I’m currently reading, studying, & highlighting all of The complete guide to Yin Yoga. It’s my “textbook” for my Yin Certification class that I am currently in the process of completing and loving. I’ve always enjoyed a slower more relaxing type of yoga class since I started practicing. I love ending my practice so “zened out” that I don’t quite know where I am or what day it is. That’s when I know I fully let go of the outside world and it was a dang good class. My curiosity for teaching a yin like class came to light a couple months ago when I was talking with Patricia about how our personalities are very yin and yang. Her being the yang, more powerful, energetic, trying to change the world and having the confidence to do just that, and myself being more yin like, calm, slower, soaking it all in whether it be a conversation or workout. That’s when a lightbulb went off, I need to actually learn and teach yin classes, so I enrolled in Rhia Robinson’s yin yoga certification down the street at Yoga Collective. If you’ve been coming to Tuesday class at our space, you have probably been one of my guinea pigs in a yin class which I am very grateful for your support and trust in me. I know Yin is very foreign and not a typical fitness yoga class, but I promise you the benefits are bountiful. My favorite thing about yoga (in general) is that no matter how much you read, how much you study or how much you practice, there is always so much more to learn. I constantly feel like a student with yoga, which to be honest is where I am most comfortable, in a learning environment. This book is a great start to learning about what Yin yoga is, the benefits of yin, and the long term effect it has on your body and most importantly your mind. I catch myself re-reading it over and over again, hoping all the words just click. Hopefully one day all the text clicks and I become an expert 🙂
The biggest question I get is, actually it’s less of a question and more of a facial expression showing a little bit of confusion and a little bit of boredom and hopefully a little bit of curiosity. So I wanted to take some time to write down and clarify what yin yoga is. I have an easier time writing then I do speaking about it, so hopefully this will answer some of your questions, or some of your facial expressions. Technically yin is just another branch of hatha yoga, so it’s still good ole YOGA. Man, I could just tell you that and call it a day, but I know that would not fully benefit you to not at least know some of what I have learned. It gives your practice more purpose & understanding to know. Just like with anything we do! Why am I doing this and remind me again, what for? I sometimes ask myself those same questions with yoga, I always can come up with billions of reason, but it definitely crosses my mind a lot. I’m a skeptic though on many subjects, so I like to do the research so I personally understand why I’m doing something and not because someone just told me to. Alright, alright, alright – I’ll get to the point.

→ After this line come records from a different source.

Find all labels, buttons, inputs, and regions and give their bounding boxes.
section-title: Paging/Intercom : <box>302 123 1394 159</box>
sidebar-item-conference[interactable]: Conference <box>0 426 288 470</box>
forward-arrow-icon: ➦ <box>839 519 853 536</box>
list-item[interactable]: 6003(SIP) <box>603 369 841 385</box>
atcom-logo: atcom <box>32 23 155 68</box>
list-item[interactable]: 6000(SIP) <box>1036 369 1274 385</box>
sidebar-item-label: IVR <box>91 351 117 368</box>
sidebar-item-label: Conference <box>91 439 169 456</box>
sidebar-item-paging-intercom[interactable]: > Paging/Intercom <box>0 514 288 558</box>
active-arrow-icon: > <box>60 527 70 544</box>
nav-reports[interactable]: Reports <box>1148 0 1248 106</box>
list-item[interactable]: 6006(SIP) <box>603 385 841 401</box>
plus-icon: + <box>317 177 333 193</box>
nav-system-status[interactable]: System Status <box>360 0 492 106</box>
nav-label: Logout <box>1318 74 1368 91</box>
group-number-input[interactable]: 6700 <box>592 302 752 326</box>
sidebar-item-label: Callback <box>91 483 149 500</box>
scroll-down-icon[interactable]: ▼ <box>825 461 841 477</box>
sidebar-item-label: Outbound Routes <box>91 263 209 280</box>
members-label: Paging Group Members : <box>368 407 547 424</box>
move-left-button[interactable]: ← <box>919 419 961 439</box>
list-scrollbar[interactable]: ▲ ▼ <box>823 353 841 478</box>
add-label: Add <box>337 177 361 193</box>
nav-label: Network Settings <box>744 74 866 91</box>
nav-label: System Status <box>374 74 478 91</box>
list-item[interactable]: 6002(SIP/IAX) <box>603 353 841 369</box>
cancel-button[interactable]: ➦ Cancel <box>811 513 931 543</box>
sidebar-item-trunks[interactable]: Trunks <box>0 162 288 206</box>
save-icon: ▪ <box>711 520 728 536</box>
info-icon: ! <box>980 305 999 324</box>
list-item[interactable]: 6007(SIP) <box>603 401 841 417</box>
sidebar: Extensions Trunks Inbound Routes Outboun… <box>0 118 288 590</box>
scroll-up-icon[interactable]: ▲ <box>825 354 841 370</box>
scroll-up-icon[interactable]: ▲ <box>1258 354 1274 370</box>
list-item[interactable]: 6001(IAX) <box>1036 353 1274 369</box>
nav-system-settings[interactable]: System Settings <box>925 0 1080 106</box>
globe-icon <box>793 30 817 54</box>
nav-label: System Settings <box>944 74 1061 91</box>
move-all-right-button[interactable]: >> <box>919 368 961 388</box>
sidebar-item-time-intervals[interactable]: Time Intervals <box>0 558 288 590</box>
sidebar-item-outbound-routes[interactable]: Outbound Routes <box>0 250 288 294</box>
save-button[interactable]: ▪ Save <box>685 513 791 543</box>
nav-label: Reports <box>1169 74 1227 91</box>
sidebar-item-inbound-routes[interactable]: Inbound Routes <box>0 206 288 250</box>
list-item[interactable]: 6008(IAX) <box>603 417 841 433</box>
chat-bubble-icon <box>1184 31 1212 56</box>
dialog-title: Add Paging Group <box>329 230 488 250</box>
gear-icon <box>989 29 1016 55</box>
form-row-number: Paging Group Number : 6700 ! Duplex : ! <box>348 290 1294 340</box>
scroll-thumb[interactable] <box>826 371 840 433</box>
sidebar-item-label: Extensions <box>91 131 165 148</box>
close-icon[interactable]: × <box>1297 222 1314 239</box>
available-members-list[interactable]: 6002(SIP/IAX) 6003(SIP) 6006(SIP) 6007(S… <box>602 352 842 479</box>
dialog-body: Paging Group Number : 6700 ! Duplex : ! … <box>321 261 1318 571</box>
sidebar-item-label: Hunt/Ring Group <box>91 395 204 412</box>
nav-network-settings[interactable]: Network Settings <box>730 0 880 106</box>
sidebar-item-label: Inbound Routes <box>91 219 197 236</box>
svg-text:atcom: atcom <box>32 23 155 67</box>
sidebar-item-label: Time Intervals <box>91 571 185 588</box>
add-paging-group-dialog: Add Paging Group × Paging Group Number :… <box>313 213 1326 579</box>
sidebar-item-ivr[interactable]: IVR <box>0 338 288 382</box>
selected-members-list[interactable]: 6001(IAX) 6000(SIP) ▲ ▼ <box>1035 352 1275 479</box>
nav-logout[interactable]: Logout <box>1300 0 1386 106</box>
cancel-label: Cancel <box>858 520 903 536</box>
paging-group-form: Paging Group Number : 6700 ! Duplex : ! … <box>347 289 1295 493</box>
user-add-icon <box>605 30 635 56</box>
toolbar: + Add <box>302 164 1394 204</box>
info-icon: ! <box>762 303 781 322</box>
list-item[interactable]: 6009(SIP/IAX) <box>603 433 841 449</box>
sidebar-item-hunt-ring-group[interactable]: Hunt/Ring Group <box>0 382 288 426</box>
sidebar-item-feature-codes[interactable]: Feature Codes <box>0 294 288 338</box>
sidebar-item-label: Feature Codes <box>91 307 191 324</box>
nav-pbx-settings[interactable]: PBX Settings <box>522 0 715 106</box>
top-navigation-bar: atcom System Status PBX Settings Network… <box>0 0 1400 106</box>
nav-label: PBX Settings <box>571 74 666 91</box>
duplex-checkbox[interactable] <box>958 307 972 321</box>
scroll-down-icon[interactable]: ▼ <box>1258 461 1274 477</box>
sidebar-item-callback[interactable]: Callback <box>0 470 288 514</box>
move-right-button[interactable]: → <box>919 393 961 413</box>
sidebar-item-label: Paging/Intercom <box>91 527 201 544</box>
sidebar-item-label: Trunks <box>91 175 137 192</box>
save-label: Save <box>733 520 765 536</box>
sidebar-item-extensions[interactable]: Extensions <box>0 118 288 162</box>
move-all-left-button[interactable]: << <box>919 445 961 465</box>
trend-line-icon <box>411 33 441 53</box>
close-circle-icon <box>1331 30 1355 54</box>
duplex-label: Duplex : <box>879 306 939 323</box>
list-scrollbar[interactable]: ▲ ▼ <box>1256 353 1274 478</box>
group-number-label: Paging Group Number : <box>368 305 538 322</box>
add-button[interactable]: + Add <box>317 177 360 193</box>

Yin yoga is ultimately holding each pose for a longer amount of time to stress and strengthen your tissues. We all have yin and yang tissues, so doing yin yoga targets those yin tissues which are typically the lower part of your body. Yin tissues are dryer and much less elastic compared to yang tissues, so these tissues appreciate and require gentler pressures, applied for longer periods of time in order to be stimulated to grow stronger. Yin is specifically designated to exercise the ligaments and to regain space and strength in the joints. There are roughly 36 yin postures taken from the list of 900 hatha yoga poses mostly used in yang practices.
The 3 Principles of Yin:
1. Come into the pose to an appropriate depth: this is where you play with your edges, finding out what works for YOU
2. Resolve to remain still
3. Hold the pose for time: 2-10 minutes
One chapter in this book brakes down each pose with a list of benefits it brings you. There are also modifications for each pose, Alleluia!, I LOVE modifications. They bring me a weird sense of happiness and relief while I’m practicing. My favorite part in this book is “the goal when we hold yin poses in stillness: we awaken to the present moment. We touch what is happening in our body, and in our heart & mind. We don’t have to go anywhere: right here, right now – this is life.” Actually, that was not my initial favorite part, but I found that while looking this good one up “Yin & Yang, tha & ha, which together form “hatha” – after which the well-known school of yoga is a mix of yin & yang practice. You must have yin AND yang within your life and yoga practice,” because life is all about learning to balance 🙂
I will be posting more about Yin as I keep learning. In the meantime, when you are in my class or practicing Yin on your own, go ahead and adopt these mantras:
“We don’t use our body to get into a pose, we use the pose to get into our body”
“If you are feeling it, you are doing it”
“Yin is not competitive, there is not model of what each pose should look like, go where you body allows and let it open up on its own time. Remember, going further is a sign of ego, and staying where you are is embracing yin.”